László Navarovszky

Personal information
- Born: 3 April 1933 Budapest, Hungary
- Died: 17 January 1996 (aged 62) Budapest, Hungary

Chess career
- Country: Hungary
- Title: International Master (1965)
- Peak rating: 2415 (May 1974)

= László Navarovszky =

Hungarian chess player (1933–1996)

László Navarovszky (4 April 1933 – 17 January 1996) was a Hungarian chess International Master (IM, 1965). He was European Team Chess Championship two-times bronze (1961, 1965) medalist.

== Biography ==
László Navarovszky started playing in chess tournaments from 1945. In 1951 after Hungarian Chess Championship he awarded National Chess Master title. In 1965, László Navarovszky was awarded the FIDE International Master (IM) title.

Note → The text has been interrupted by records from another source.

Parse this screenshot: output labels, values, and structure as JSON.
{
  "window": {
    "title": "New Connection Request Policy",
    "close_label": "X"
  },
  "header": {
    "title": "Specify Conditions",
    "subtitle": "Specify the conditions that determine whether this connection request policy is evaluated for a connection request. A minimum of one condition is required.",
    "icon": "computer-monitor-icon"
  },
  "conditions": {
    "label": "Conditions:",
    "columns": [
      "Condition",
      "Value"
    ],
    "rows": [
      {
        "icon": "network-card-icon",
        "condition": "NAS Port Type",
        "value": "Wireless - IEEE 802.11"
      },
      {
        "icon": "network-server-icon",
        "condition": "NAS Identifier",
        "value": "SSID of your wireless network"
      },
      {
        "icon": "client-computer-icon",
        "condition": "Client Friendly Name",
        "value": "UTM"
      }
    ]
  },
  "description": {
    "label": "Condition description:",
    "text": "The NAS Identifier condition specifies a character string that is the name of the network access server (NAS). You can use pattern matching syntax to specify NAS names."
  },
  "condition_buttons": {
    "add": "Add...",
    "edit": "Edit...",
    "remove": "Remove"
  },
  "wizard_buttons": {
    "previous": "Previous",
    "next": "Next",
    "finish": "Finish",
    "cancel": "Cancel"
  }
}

László Navarovszky played for Hungary in the European Team Chess Championships:
- In 1961, at second reserve board in the 2nd European Team Chess in Oberhausen (+0, =1, -0) and won team bronze medal,
- In 1965, at second reserve board in the 3rd European Team Chess Championship in Hamburg (+1, =4, -1) and won team bronze and individual silver medals.

László Navarovszky played for Hungary in the World Student Team Chess Championships:
- In 1955, at fourth board in the 2nd World Student Team Chess Championship in Lyon (+6, =5, -0) and won team bronze medal,
- In 1956, at first reserve board in the 3rd World Student Team Chess Championship in Uppsala (+2, =2, -0) and won team silver medal,
- In 1957, at fourth board in the 4th World Student Team Chess Championship in Reykjavík (+3, =3, -1),
- In 1959, at second reserve board in the 6th World Student Team Chess Championship in Budapest (+4, =5, -0) and won team bronze medal.

László Navarovszky was President of the Hungarian Chess Federation from 1968 to 1979. He was captain of the Hungarian Olympic chess team in 21st Chess Olympiad (Nice, 1974) and in 23rd Chess Olympiad (Buenos Aires, 1978). In 1978 Hungarian Olympic chess team won the gold medal. László Navarovszky was also the Hungarian chess team captain in 6th European Team Chess Championship (Moscow, 1977).